The support for adolescents with cannabis-related disorders should include low-threshold counseling services, outpatient diagnostics and therapy, qualified inpatient detoxification and withdrawal treatment, as well as the treatment of co-occurring mental health disorders and rehabilitation treatment [ref. 33]. Currently, the availability of outpatient, as well as inpatient, and rehabilitation places for children and adolescents in Germany is insufficient, with many regions lacking appropriate services altogether [ref. 33]. This is especially alarming in light of the cannabis legalization act, which is expected to lead to an increase in cannabis use among adolescents and, consequently, in the prevalence of cannabis-related disorders such as CUD.
Strengths and limitations
This study benefits from a large, representative dataset covering approximately 90% of the German population, providing a comprehensive overview of OHS utilization for cannabis-related disorders among adolescents over a 10-year period. Additionally, stratified analysis by age and sex allowed for detailed subgroup insights.

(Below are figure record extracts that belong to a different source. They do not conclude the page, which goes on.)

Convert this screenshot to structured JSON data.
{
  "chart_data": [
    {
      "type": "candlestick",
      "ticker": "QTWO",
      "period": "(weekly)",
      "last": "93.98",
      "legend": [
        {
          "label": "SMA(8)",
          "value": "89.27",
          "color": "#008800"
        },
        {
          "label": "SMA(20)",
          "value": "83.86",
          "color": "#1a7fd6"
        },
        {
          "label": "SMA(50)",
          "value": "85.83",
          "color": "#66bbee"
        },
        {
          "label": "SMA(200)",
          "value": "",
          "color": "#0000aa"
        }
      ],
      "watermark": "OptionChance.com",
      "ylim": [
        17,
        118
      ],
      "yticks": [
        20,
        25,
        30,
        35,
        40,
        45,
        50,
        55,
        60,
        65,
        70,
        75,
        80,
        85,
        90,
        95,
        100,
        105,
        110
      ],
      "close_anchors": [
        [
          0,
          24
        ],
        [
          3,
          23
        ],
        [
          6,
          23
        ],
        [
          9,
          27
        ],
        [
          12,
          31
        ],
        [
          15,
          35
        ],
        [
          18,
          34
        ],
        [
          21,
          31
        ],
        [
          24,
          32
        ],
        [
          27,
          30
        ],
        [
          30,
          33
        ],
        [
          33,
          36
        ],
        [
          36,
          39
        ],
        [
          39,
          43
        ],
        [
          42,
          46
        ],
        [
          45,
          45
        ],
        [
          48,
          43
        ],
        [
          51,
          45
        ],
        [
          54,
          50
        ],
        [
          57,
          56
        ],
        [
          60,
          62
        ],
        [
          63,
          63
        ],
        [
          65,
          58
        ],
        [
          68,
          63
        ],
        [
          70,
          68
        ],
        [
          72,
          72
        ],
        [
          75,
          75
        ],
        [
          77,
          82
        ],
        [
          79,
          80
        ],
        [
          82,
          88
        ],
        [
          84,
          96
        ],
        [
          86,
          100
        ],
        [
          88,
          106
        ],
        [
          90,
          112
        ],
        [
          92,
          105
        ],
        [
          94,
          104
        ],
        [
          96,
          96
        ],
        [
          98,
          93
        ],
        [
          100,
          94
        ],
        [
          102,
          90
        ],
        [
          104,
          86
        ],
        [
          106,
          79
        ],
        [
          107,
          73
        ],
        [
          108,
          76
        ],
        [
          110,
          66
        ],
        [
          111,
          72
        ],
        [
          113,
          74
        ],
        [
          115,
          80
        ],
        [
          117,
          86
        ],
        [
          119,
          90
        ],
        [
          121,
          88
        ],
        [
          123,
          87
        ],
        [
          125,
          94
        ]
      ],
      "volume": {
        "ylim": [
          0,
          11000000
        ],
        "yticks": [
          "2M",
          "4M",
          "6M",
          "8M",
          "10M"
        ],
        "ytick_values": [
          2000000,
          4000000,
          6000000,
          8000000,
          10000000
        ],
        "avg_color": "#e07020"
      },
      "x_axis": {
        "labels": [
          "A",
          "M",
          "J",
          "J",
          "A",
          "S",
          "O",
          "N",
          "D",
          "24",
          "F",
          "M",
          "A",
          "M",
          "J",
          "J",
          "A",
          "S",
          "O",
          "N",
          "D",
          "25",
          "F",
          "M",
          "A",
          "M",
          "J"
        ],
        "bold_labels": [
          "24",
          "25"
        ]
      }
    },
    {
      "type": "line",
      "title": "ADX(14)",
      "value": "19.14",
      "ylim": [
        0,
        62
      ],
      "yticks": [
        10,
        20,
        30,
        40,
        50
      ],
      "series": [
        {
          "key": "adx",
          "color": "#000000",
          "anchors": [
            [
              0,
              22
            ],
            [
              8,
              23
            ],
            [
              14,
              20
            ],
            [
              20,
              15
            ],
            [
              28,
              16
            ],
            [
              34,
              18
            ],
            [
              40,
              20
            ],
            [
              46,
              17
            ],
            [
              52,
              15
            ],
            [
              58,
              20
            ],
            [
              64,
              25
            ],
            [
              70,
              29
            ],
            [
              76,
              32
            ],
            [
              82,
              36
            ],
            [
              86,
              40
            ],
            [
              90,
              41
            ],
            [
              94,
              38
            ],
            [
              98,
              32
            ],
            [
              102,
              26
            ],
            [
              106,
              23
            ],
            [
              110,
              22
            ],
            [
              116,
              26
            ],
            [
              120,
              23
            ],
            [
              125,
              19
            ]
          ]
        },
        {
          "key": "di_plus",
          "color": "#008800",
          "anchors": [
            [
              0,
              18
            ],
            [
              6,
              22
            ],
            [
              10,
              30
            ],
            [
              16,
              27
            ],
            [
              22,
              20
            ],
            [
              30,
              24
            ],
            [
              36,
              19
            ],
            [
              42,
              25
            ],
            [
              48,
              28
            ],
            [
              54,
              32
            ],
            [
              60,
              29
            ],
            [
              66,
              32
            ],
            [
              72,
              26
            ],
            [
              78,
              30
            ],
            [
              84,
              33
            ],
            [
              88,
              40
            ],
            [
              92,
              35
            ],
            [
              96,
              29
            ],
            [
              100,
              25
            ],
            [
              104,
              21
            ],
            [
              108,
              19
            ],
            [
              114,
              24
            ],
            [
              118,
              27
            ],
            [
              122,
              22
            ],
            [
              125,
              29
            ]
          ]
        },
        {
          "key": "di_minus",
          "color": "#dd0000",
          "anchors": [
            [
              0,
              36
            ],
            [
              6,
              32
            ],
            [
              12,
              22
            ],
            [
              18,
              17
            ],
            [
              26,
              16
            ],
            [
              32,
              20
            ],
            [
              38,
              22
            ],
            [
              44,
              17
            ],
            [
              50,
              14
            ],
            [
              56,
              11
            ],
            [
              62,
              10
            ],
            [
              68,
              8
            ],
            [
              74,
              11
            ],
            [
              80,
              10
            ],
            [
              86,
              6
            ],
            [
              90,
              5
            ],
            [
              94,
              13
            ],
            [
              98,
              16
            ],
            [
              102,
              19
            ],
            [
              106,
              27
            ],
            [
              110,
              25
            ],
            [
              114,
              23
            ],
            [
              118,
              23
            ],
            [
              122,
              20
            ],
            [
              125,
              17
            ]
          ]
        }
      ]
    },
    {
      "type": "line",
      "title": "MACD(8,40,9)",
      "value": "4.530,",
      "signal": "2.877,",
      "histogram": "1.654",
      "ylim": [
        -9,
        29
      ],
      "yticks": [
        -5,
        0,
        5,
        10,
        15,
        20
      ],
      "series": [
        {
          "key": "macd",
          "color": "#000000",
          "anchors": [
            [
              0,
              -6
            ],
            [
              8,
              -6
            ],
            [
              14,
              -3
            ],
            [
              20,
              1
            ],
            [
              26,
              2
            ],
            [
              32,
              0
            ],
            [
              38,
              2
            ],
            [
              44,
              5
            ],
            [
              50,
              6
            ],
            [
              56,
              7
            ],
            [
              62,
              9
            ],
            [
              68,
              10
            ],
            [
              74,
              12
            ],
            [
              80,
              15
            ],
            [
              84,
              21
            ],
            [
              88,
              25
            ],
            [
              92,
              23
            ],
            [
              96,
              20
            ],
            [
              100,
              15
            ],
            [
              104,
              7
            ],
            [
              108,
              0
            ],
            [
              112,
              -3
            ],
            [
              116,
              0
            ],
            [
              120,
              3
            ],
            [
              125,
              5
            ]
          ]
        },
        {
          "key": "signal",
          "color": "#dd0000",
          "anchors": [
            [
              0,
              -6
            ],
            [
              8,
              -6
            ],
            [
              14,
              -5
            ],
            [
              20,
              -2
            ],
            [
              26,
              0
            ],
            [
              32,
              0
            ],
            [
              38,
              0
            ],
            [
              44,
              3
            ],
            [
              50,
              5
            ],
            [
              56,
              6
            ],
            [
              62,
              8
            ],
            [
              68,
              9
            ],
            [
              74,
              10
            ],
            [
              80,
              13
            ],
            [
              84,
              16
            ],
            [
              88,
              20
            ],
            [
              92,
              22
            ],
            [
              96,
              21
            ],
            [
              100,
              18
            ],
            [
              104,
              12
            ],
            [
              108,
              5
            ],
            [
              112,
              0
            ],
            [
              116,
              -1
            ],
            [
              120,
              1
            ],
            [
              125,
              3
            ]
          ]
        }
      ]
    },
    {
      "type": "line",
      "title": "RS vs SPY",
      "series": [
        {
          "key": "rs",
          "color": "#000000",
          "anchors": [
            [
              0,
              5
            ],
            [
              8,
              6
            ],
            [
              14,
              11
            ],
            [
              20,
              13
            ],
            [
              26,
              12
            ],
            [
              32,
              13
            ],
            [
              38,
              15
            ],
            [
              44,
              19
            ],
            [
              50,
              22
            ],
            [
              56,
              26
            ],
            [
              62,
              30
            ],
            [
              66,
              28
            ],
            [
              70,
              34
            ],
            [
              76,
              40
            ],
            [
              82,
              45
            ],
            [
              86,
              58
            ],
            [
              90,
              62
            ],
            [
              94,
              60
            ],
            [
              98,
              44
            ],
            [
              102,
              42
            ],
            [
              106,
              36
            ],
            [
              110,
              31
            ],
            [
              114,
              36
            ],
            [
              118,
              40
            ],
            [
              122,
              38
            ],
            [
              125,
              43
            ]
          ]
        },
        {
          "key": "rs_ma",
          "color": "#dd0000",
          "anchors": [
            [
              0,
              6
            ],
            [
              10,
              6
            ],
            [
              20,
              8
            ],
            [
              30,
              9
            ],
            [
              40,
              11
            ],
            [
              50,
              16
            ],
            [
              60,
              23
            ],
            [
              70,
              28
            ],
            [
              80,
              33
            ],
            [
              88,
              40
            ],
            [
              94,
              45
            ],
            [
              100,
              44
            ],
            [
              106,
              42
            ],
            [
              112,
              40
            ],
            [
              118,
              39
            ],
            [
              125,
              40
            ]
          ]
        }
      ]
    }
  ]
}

The retrospective design relies on pre-existing administrative data, which may be subject to coding errors or incomplete records and which did not allow to include additional assessment instruments. Co-occurring CAPD were only analyzed for 2022, limiting longitudinal insights into trends. Furthermore, the study excluded adolescents not covered by statutory health insurance, potentially underrepresenting specific demographic groups. Another limitation of this study is the absence of data on hospital visits, focusing only on outpatient care, which misses an important aspect of healthcare utilization. Additionally, it is important to stress that this study reports diagnostic prevalence, which should not be mistaken with the actual prevalence of the disorder in this population, as in many cases, patients seeking OHS for other kinds of medical symptoms are not asked about cannabis use.
Conclusion
This study highlights a steady increase in diagnostic prevalence of cannabis-related disorders among adolescents utilizing the OHS in Germany from 2013 to 2019/2022, with a notable decline during the COVID-19 pandemic. The striking discrepancy between the prevalence of CUD in adolescents in Germany reported in studies over the same period of time and the diagnostic prevalence of cannabis-related disorders in adolescents utilizing the OHS might reflect substantial individual and systemic barriers to accessing mental health care. Depressive disorders are the most common co-occurring diagnosis among adolescents diagnosed with cannabis-related disorders, which aligns with US data indicating an increased risk of depression and suicidality among minors with CUD, underscoring the urgent need for integrated treatment approaches addressing both substance use and co-occurring psychiatric conditions.